I didn't want to be greedy and focus on creating more wealth through my business. Instead, I wanted to feel more connected to others and be able to sponsor their great work.

At the end of this year, Nessel will have given away $365,000 to 365 individuals. One thousand dollars may not seem like it will make that much of a difference, some people wonder, but according to Nessel, it does:

When I tell people about this idea, the response is ‘Wow, that’s really different and really cool, but what can anyone do for $1,000?' A lot of people think that amount is insufficient, but once I explain how far $1,000 will go and what can be done with that seed money, people get it and really feel that connection.

Projects that are funded through The Pollination Project include:

— compassion towards all life (people, planet, animals)
— environmental sustainability
— justice in all of its forms
— community health and wellness
— putting consciousness into action
— social change-oriented arts and culture

One grant recipient, Hashem Abushama, is already feeling the impact. He is an 18 year old living in the Palestinian refugee camp of Arroub. He came to The Pollination Project and requested funding to beautify his community which he describes as an overcrowded and dirty refugee camp. He and his team of volunteers will paint murals on walls, put trash bins around the camp to keep trash out of the streets, and conduct workshops about taking care of the land in the elementary school classrooms of the Arroub camp.

Alex Sandoval is another example. She is a high school senior who is using the funding to launch and promote a sex education/drama club in her high school. They will do educational workshops and performances about safe sex not only in their high school, but all over their Los Angeles community.

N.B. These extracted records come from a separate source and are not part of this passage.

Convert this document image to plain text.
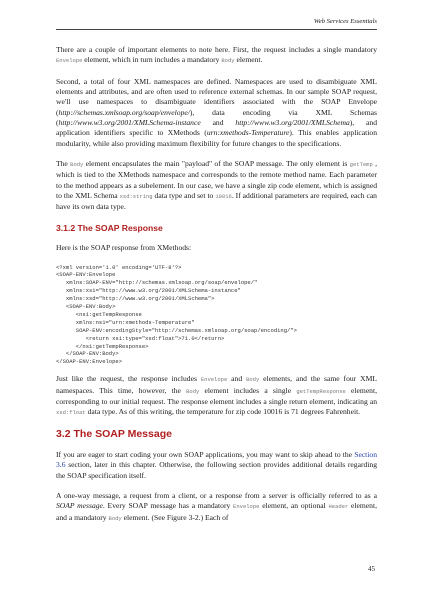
Web Services Essentials

There are a couple of important elements to note here. First, the request includes a single mandatory Envelope element, which in turn includes a mandatory Body element.

Second, a total of four XML namespaces are defined. Namespaces are used to disambiguate XML elements and attributes, and are often used to reference external schemas. In our sample SOAP request, we'll use namespaces to disambiguate identifiers associated with the SOAP Envelope (http://schemas.xmlsoap.org/soap/envelope/), data encoding via XML Schemas (http://www.w3.org/2001/XMLSchema-instance and http://www.w3.org/2001/XMLSchema), and application identifiers specific to XMethods (urn:xmethods-Temperature). This enables application modularity, while also providing maximum flexibility for future changes to the specifications.

The Body element encapsulates the main "payload" of the SOAP message. The only element is getTemp , which is tied to the XMethods namespace and corresponds to the remote method name. Each parameter to the method appears as a subelement. In our case, we have a single zip code element, which is assigned to the XML Schema xsd:string data type and set to 10016. If additional parameters are required, each can have its own data type.

3.1.2 The SOAP Response

Here is the SOAP response from XMethods:

<?xml version='1.0' encoding='UTF-8'?>
<SOAP-ENV:Envelope
xmlns:SOAP-ENV="http://schemas.xmlsoap.org/soap/envelope/"
xmlns:xsi="http://www.w3.org/2001/XMLSchema-instance"
xmlns:xsd="http://www.w3.org/2001/XMLSchema">
<SOAP-ENV:Body>
<ns1:getTempResponse
xmlns:ns1="urn:xmethods-Temperature"
SOAP-ENV:encodingStyle="http://schemas.xmlsoap.org/soap/encoding/">
<return xsi:type="xsd:float">71.0</return>
</ns1:getTempResponse>
</SOAP-ENV:Body>
</SOAP-ENV:Envelope>

Just like the request, the response includes Envelope and Body elements, and the same four XML namespaces. This time, however, the Body element includes a single getTempResponse element, corresponding to our initial request. The response element includes a single return element, indicating an xsd:float data type. As of this writing, the temperature for zip code 10016 is 71 degrees Fahrenheit.

3.2 The SOAP Message

If you are eager to start coding your own SOAP applications, you may want to skip ahead to the Section 3.6 section, later in this chapter. Otherwise, the following section provides additional details regarding the SOAP specification itself.

A one-way message, a request from a client, or a response from a server is officially referred to as a SOAP message. Every SOAP message has a mandatory Envelope element, an optional Header element, and a mandatory Body element. (See Figure 3-2.) Each of

45
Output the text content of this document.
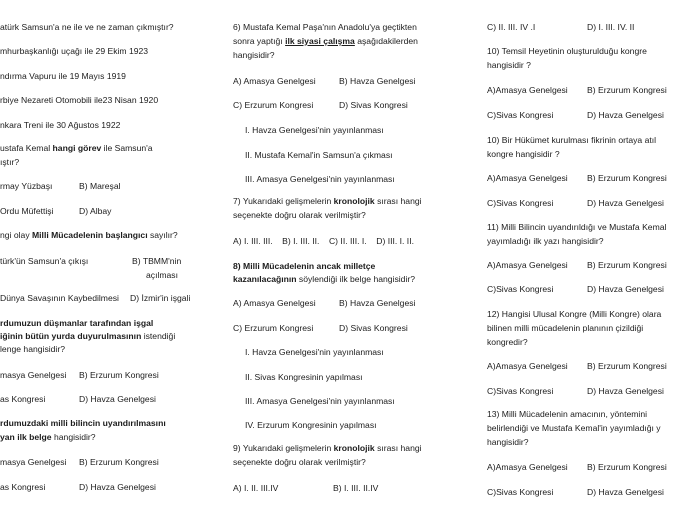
atürk Samsun'a ne ile ve ne zaman çıkmıştır?
mhurbaşkanlığı uçağı ile 29 Ekim 1923
ndırma Vapuru ile 19 Mayıs 1919
rbiye Nezareti Otomobili ile23 Nisan 1920
nkara Treni ile 30 Ağustos 1922
ustafa Kemal hangi görev ile Samsun'a
ıştır?
rmay Yüzbaşı	B) Mareşal
Ordu Müfettişi	D) Albay
ngi olay Milli Mücadelenin başlangıcı sayılır?
türk'ün Samsun'a çıkışı	B) TBMM'nin
açılması
Dünya Savaşının Kaybedilmesi D) İzmir'in işgali
rdumuzun düşmanlar tarafından işgal
iğinin bütün yurda duyurulmasının istendiği
lenge hangisidir?
masya Genelgesi B) Erzurum Kongresi
as Kongresi	D) Havza Genelgesi
rdumuzdaki milli bilincin uyandırılmasını
yan ilk belge hangisidir?
masya Genelgesi B) Erzurum Kongresi
as Kongresi	D) Havza Genelgesi
6) Mustafa Kemal Paşa'nın Anadolu'ya geçtikten
sonra yaptığı ilk siyasi çalışma aşağıdakilerden
hangisidir?
A) Amasya Genelgesi	B) Havza Genelgesi
C) Erzurum Kongresi	D) Sivas Kongresi
I. Havza Genelgesi'nin yayınlanması
II. Mustafa Kemal'in Samsun'a çıkması
III. Amasya Genelgesi'nin yayınlanması
7) Yukarıdaki gelişmelerin kronolojik sırası hangi
seçenekte doğru olarak verilmiştir?
A) I. III. III.    B) I. III. II.    C) II. III. I.    D) III. I. II.
8) Milli Mücadelenin ancak milletçe
kazanılacağının söylendiği ilk belge hangisidir?
A) Amasya Genelgesi	B) Havza Genelgesi
C) Erzurum Kongresi	D) Sivas Kongresi
I. Havza Genelgesi'nin yayınlanması
II. Sivas Kongresinin yapılması
III. Amasya Genelgesi'nin yayınlanması
IV. Erzurum Kongresinin yapılması
9) Yukarıdaki gelişmelerin kronolojik sırası hangi
seçenekte doğru olarak verilmiştir?
A) I. II. III.IV	B) I. III. II.IV
C) II. III. IV .I	D) I. III. IV. II
10) Temsil Heyetinin oluşturulduğu kongre
hangisidir ?
A)Amasya Genelgesi B) Erzurum Kongresi
C)Sivas Kongresi	D) Havza Genelgesi
10) Bir Hükümet kurulması fikrinin ortaya atıl
kongre hangisidir ?
A)Amasya Genelgesi B) Erzurum Kongresi
C)Sivas Kongresi	D) Havza Genelgesi
11) Milli Bilincin uyandırıldığı ve Mustafa Kemal
yayımladığı ilk yazı hangisidir?
A)Amasya Genelgesi B) Erzurum Kongresi
C)Sivas Kongresi	D) Havza Genelgesi
12) Hangisi Ulusal Kongre (Milli Kongre) olara
bilinen milli mücadelenin planının çizildiği
kongredir?
A)Amasya Genelgesi B) Erzurum Kongresi
C)Sivas Kongresi	D) Havza Genelgesi
13) Milli Mücadelenin amacının, yöntemini
belirlendiği ve Mustafa Kemal'in yayımladığı y
hangisidir?
A)Amasya Genelgesi B) Erzurum Kongresi
C)Sivas Kongresi	D) Havza Genelgesi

And then there's Sister Donna Francis, a trained nurse from Berkeley, CA who now lives in a remote village in Ethiopia. She, along with Waves for Water, distribute free water filters to the community. Now she is using the grant money for seeds and gardening supplies to create new shared food sources for her community.

It's the ripple effect at its finest, really. This, says Nessel, is the whole idea:

Instead of a top-down approach in changing the world, this is a bottom-up approach. I hope that everyone sees an opportunity through their own personal gifts–whether it’s to donate money, teach yoga or the arts, or just to be kind to others–to use their talents and make a small difference in their community.

And is it working? You bet, he says:

Meeting all of these great people in the world who are just showing up so selflessly, it’s very encouraging to me to feel that way about humanity.